在我的分类方案中,有几个步骤,包括:

  • SMOTE(综合少数族裔过采样技术)
  • 特征选择的费舍尔准则
  • 标准化(Z分数标准化)
  • SVC(支持向量分类器)

  • 上面方案中要调整的主要参数是百分位(2.)和SVC的超参数(4.),我想通过网格搜索进行调整。
    当前解决方案在方案clf = Pipeline([('normal',preprocessing.StandardScaler()),('svc',svm.SVC(class_weight='auto'))])中构建了一个包括步骤3和4的“部分”管道。
    并将该方案分为两部分:
  • 调整要通过第一个网格搜索保留的要素的百分位数
    skf = StratifiedKFold(y)
    对于skf中的train_ind和test_ind:
    X_train,X_test,y_train,y_test = X [train_ind],X [test_ind],y [train_ind],y [test_ind]
    #SMOTE综合训练数据(我们希望保持测试数据完整)
    X_train,y_train = SMOTE(X_train,y_train)
    对于百分位数:
    #Fisher返回由参数'percentile'指定的所选要素的索引
    selected_ind = Fisher(X_train,y_train,百分位数)
    X_train_selected,X_test_selected = X_train [selected_ind,:],X_test [selected_ind,:]
    型号= clf.fit(X_train_selected,y_train)
    y_predict = model.predict(X_test_selected)
    f1 = f1_score(y_predict,y_test)
    将存储f1分数,然后将所有百分位数的所有折叠分区平均,然后返回具有最佳CV分数的百分位数。将“百分位数换循环”作为内部循环的目的是为了实现公平竞争,因为我们在所有百分位数的所有折叠分区上都具有相同的训练数据(包括合成数据)。
  • 确定百分位数后,通过第二个网格搜索调整超参数
    skf = StratifiedKFold(y)
    对于skf中的train_ind和test_ind:
    X_train,X_test,y_train,y_test = X [train_ind],X [test_ind],y [train_ind],y [test_ind]
    #SMOTE综合训练数据(我们希望保持测试数据完整)
    X_train,y_train = SMOTE(X_train,y_train)
    对于parameter_comb中的参数:
    #根据调整的百分位数选择功能
    selected_ind = Fisher(X_train,y_train,best_percentile)
    X_train_selected,X_test_selected = X_train [selected_ind,:],X_test [selected_ind,:]
    clf.set_params(svc__C =参数['C'],svc__gamma =参数['gamma'])
    型号= clf.fit(X_train_selected,y_train)
    y_predict = model.predict(X_test_selected)
    f1 = f1_score(y_predict,y_test)

  • 除了我们为SVC调整超参数而不是要选择的功能的百分位数之外,它的实现方式非常相似。
    我的问题是:
    I)在当前解决方案中,我只在clf中涉及3.和4.,并如上所述在两个嵌套循环中“手动”执行1.和2.。
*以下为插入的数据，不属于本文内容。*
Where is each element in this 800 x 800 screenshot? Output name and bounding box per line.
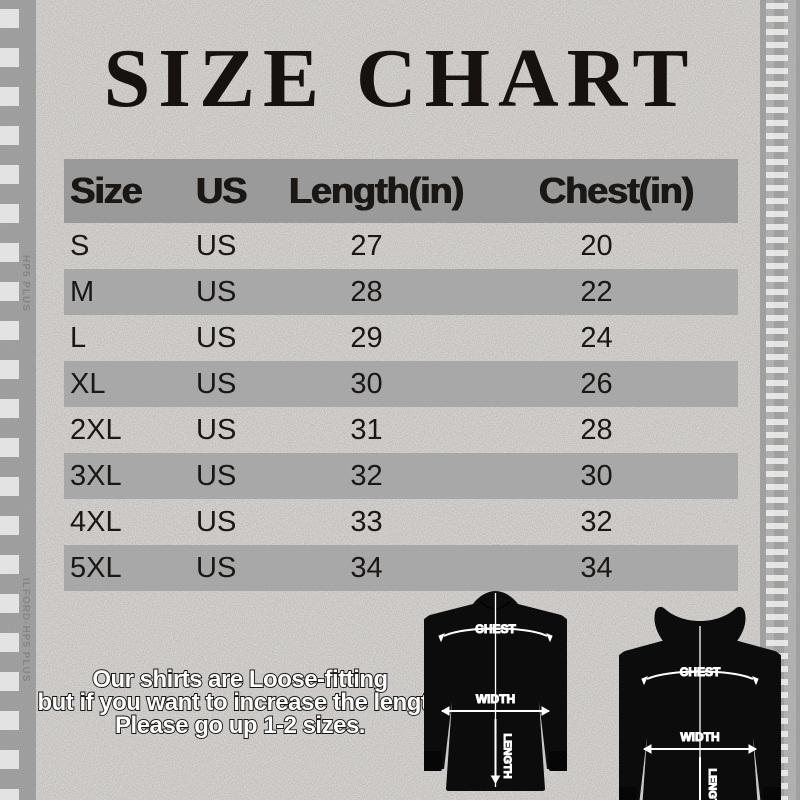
svg-text:LENGTH: LENGTH: [501, 733, 513, 778]
svg-text:WIDTH: WIDTH: [476, 692, 515, 706]
svg-text:CHEST: CHEST: [680, 665, 721, 679]
svg-text:WIDTH: WIDTH: [680, 730, 719, 744]
svg-text:LENGTH: LENGTH: [706, 768, 718, 800]
svg-text:CHEST: CHEST: [475, 622, 516, 636]
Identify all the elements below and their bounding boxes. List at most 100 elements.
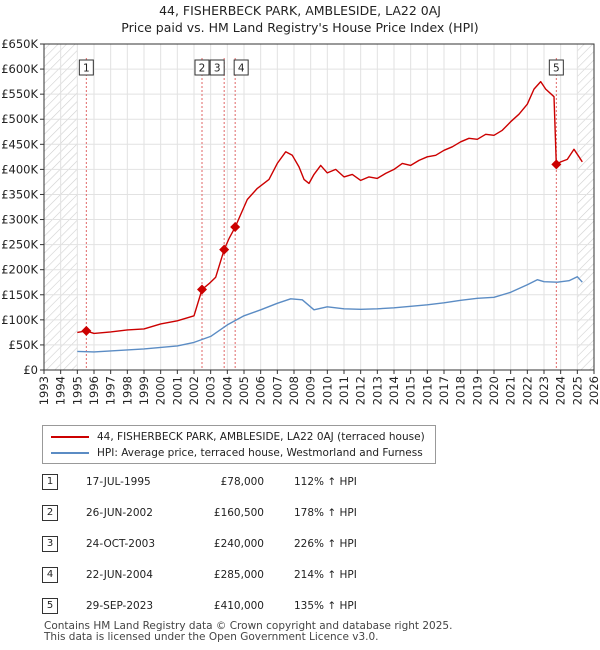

有什么办法可以将所有四个步骤都包括在管道中,并且可以一次完成整个过程吗?
    II)如果可以保留第一个嵌套循环,那么是否可以(以及如何)使用单个管道简化下一个嵌套循环
    clf_all = Pipeline([('smote', SMOTE()),
                        ('fisher', Fisher(percentile=best_percentile))
                        ('normal',preprocessing.StandardScaler()),
                        ('svc',svm.SVC(class_weight='auto'))])
    
    并简单地使用GridSearchCV(clf_all, parameter_comb)进行调整?
    请注意,仅对每个折叠分区中的训练数据都必须完成SMOTEFisher(排名标准)。
    任何评论将不胜感激。
    EDIT SMOTEFisher如下所示:
    def Fscore(X, y, percentile=None):
        X_pos, X_neg = X[y==1], X[y==0]
        X_mean = X.mean(axis=0)
        X_pos_mean, X_neg_mean = X_pos.mean(axis=0), X_neg.mean(axis=0)
        deno = (1.0/(shape(X_pos)[0]-1))*X_pos.var(axis=0) +(1.0/(shape(X_neg[0]-1))*X_neg.var(axis=0)
        num = (X_pos_mean - X_mean)**2 + (X_neg_mean - X_mean)**2
        F = num/deno
        sort_F = argsort(F)[::-1]
        n_feature = (float(percentile)/100)*shape(X)[1]
        ind_feature = sort_F[:ceil(n_feature)]
        return(ind_feature)
    
    SMOTE来自https://github.com/blacklab/nyan/blob/master/shared_modules/smote.py,它返回合成数据。我对其进行了修改,以返回与合成数据一起存储的原始输入数据,以及其标签和合成的标签。
    def smote(X, y):
        n_pos = sum(y==1), sum(y==0)
        n_syn = (n_neg-n_pos)/float(n_pos)
        X_pos = X[y==1]
        X_syn = SMOTE(X_pos, int(round(n_syn))*100, 5)
        y_syn = np.ones(shape(X_syn)[0])
        X, y = np.vstack([X, X_syn]), np.concatenate([y, y_syn])
        return(X, y)
    

    最佳答案

    我不知道您的SMOTE()Fisher()函数来自哪里,但是答案是肯定的,您可以这样做。为此,您将需要围绕这些函数编写包装器类。最简单的方法是继承sklearn的BaseEstimatorTransformerMixin类,请参见以下示例:http://scikit-learn.org/stable/auto_examples/hetero_feature_union.html

    如果这对您没有意义,请发布至少一个函数的详细信息(它来自库或您自己编写的代码),我们可以从那里开始。

    编辑:

    抱歉,我没有足够仔细地研究您的功能,以至于除了训练数据(即X和y)之外,它们还改变了您的目标。管道不支持到目标的转换,因此您将像原来一样进行转换。供您引用,这是为Fisher进程编写自定义类的外观,如果函数本身不需要影响目标变量,该类将起作用。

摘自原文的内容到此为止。